I configured the lambda Role with

full S3 access

and set bucket policy on my target bucket

everyone can do anything(list, delete, etc.)

It seems that I haven't set policy well.

Answer 1

Following is a simple JSON IAM snippet tha could be added to the IAM Role. Although this gives FullAccess to the bucket, generally should not be a problem because dedicated buckets are used for Lambda operations in production.

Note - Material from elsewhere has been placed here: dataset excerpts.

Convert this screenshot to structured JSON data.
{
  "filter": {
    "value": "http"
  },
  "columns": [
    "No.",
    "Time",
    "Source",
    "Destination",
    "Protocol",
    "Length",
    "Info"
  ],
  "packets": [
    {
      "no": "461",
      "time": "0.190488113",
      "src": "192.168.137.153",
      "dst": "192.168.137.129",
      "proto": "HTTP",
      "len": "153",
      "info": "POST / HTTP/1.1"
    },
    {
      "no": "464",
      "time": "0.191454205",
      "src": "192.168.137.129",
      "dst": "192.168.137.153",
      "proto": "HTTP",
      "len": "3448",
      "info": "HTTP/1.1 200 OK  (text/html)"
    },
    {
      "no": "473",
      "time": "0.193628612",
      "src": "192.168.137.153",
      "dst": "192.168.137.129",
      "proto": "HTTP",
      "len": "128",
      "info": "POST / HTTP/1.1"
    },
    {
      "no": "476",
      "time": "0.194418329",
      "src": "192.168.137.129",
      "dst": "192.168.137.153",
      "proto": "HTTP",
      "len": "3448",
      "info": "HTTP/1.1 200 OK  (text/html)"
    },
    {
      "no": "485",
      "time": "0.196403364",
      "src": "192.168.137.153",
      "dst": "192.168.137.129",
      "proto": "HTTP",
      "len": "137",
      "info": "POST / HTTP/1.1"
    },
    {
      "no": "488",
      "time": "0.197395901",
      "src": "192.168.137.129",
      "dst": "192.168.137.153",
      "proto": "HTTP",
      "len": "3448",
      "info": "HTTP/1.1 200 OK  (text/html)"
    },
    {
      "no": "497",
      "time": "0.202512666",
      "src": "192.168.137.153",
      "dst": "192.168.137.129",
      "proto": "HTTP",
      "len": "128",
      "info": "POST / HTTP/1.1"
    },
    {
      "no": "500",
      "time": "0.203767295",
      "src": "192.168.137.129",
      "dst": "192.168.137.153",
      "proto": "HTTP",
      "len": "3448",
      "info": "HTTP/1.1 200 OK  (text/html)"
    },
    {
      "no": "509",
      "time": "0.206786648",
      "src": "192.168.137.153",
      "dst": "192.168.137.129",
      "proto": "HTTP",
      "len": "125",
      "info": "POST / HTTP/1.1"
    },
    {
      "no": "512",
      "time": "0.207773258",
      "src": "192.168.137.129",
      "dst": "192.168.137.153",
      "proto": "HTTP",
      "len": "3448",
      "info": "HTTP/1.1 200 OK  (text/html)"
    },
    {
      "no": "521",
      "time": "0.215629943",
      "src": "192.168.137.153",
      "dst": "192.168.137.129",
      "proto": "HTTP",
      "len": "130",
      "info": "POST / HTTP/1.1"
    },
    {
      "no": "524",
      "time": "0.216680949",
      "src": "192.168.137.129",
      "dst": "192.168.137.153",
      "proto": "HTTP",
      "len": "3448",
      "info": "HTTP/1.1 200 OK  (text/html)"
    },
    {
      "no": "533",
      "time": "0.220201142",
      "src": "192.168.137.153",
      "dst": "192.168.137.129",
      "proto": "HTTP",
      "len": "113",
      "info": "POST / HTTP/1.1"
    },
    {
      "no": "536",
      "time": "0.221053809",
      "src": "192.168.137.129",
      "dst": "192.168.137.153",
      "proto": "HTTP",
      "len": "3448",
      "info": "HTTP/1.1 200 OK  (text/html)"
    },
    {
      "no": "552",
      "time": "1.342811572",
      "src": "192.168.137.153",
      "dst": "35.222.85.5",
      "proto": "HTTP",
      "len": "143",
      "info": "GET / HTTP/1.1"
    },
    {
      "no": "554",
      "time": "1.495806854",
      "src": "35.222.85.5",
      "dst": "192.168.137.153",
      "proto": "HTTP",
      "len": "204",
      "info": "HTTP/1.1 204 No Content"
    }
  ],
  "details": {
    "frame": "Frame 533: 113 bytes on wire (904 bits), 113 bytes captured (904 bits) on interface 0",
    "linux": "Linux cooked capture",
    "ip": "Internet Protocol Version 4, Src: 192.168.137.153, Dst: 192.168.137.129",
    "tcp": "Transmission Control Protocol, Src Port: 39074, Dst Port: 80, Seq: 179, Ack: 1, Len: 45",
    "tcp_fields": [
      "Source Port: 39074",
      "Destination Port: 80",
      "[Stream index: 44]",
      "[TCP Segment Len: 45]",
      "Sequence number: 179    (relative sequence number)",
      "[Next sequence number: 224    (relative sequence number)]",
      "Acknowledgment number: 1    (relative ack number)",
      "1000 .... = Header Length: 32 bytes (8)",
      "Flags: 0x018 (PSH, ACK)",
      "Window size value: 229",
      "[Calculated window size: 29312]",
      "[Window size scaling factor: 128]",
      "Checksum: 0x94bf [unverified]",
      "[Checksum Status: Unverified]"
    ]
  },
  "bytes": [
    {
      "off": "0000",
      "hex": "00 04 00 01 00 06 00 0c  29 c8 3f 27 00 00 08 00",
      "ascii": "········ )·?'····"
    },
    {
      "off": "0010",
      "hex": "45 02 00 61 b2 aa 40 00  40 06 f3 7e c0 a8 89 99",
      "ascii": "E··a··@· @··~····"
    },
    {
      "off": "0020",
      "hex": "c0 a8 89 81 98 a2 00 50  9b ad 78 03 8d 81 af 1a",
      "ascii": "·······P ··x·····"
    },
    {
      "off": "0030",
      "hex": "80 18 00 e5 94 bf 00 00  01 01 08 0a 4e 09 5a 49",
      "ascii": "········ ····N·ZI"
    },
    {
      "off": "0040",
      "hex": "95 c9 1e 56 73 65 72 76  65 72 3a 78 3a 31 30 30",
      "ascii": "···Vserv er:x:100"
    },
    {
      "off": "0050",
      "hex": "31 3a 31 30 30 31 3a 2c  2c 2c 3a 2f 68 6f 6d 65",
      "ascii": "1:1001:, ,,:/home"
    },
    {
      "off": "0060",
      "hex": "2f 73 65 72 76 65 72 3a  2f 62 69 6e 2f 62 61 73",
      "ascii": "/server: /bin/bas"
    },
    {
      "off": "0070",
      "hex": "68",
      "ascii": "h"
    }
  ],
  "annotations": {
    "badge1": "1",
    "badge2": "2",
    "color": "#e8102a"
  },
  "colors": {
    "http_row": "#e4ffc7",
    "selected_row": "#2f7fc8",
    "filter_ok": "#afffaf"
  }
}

But if FullAccess is not desired than whatever operations are throwing AccessDenied Error, those will need to be added separately.

{
    "Version": "2012-10-17",
    "Statement": [
        {
            "Sid": "AllowAllOnThisBucket",
            "Effect": "Allow",
            "Action": [
                "s3:*"
            ],
            "Resource": "arn:aws:s3:::bucket_name/*"
        }
    ]
}

Answer 2

Possibility of the specific S3 object which you are looking for is having limited permissions

1. S3 object level permission for read is denied
2. The role attached to lambda does not have permission to get/read S3 objects
3. If access granted using S3 bucket policy, verify read permissions are provided

Answer 3

Adding to Amri's answer, if your bucket is private and you have the credentials to access it you can use the boto3.client:

import boto3
s3 = boto3.client('s3',aws_access_key_id='ACCESS_KEY',aws_secret_access_key='SECRET_KEY')
response = s3.get_object(Bucket='BUCKET', Key='KEY')

*For this file: s3://bucket/a/b/c/some.text, Bucket is 'bucket' and Key is 'a/b/c/some.text'

---EDIT---

You can easily change the script to accept keys as environment variables for instance so they are not hardcoded. I left it like this for simplicity

Answer 4

In my case - the Lambda which I was running had a role blahblahRole and this blahblahRole didn't have the permission on S3 bucket.

Answer 5

I had similar problem, the difference was the bucket was encrypted in KMS key.

Fixed with: IAM -> Encryption keys -> YOUR_AWS_KMS_KEY -> to your policy or account

Answer 6

Omuthu's answer actually correctly identified my problem, but it didn't provide a solution so I thought I'd do that.

It's possible that when you setup your permissions in IAM you made something like this:

{
    "Version": "2012-10-17",
    "Statement": [
        {
            "Effect": "Allow",
            "Action": [
                "s3:PutObject",
                "s3:GetObject",
                "s3:DeleteObject",
                "s3:ListBucket"
            ],
            "Resource": [
                "arn:aws:s3:::test"
            ]
        }
    ]
}

Unfortunately, that's not correct. You need to apply the Object permissions to the objects in the bucket. So it has to look like this:

{
    "Version": "2012-10-17",
    "Statement": [
        {
            "Effect": "Allow",
            "Action": [
                "s3:ListBucket"
            ],
            "Resource": [
                "arn:aws:s3:::test"
            ]
        },
        {
            "Effect": "Allow",
            "Action": [
                "s3:PutObject",
                "s3:GetObject",
                "s3:DeleteObject"
            ],
            "Resource": [
                "arn:aws:s3:::test/*"
            ]
        }
    ]
}

Note the second ARN witht the /* at the end of it.

Answer 7

I had a similar problem, I solved it by attaching the appropriate policy to my user.

IAM -> Users -> Username -> Permissions -> Attach policy.

Also make sure you add the correct access key and secret access key, you can do so using AmazonCLI.